Sleep! That is one of the things a doctor often has to get along without.

During the influenza epidemic in 1918, when doctors worked day and night, one of my colleagues was called to see a patient. He knelt down by the bed and put his ear on the lady's chest to listen to her breathing. Utterly exhausted, that attitude of relaxation was too much for him and he actually fell asleep.

After some little time the patient stirred, startling the doctor out of his slumbers. "I'm sorry, Doctor," said she, "for I know you're worn out, but I'll have to ask you to move. I just must change my position."

I am happy to report that both the doctor and the patient recovered.

But all patients aren't that thoughtful. I remember one who visited me on a bitter cold night in the middle of winter. I hopped out of bed to answer the knock on my door, shuffling into my bedroom slippers and putting on my dressing gown.
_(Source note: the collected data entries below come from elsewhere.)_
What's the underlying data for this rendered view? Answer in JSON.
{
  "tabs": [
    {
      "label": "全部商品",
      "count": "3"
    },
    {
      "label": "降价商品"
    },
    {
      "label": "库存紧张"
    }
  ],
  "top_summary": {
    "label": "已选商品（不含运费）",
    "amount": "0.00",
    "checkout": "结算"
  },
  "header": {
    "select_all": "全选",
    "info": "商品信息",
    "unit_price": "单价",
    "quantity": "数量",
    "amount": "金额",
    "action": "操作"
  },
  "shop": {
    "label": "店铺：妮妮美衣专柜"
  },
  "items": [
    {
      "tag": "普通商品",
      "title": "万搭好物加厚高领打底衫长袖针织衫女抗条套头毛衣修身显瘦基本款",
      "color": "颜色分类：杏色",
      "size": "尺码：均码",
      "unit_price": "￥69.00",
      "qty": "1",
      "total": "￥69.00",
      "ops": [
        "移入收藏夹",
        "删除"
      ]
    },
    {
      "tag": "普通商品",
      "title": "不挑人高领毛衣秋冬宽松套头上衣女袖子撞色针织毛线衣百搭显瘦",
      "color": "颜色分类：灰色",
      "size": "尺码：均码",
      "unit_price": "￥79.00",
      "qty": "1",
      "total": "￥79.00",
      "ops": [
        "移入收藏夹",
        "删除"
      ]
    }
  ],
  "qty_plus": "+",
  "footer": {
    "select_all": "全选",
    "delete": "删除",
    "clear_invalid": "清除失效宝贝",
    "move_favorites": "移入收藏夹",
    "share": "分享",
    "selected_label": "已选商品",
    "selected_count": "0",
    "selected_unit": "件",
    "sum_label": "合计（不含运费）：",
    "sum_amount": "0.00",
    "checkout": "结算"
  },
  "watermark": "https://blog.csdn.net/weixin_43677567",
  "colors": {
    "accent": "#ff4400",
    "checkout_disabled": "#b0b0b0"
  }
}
Opening the door, I saw a man wrapped up like an Eskimo in fur coat, felt boots, fur cap, heavy shawl, and bit mittens. "My wife's going to have a baby," he said, standing there. "Can you come out?"

It was only eighteen below that night and the wind whipped through that door chilling me to the marrow. "Won't you come in?" I shivered. At least I could get the directions to his place without freezing to death if I could shut the door. But with the most innocent and slightly startled look he replied in a slow drawl, "Never mind, I ain't cold."

And many times our sleep is broken needlessly. Take this case, for instance. I had seen a child one morning, had diagnosed his trouble as bowel complaint, and had suggested that he should not be nursed until the mother reported to me again.

About one o'clock that night the mother telephoned, saying that the child was crying and that she could do nothing to stop him. Learning that his temperature was normal, that the vomiting had ceased, and that the bowel had quieted down, I said that the child's trouble was probably only hunger and that he should be fed. Then I went back to bed.

An hour later again the telephone rang, jolting me out of a sound sleep. It was the same mother. "You were right, Doctor," she said sweetly. "He was hungry. He's asleep now."

I wonder if she thought I had been sitting there by the telephone waiting to find out if the baby was hungry or not!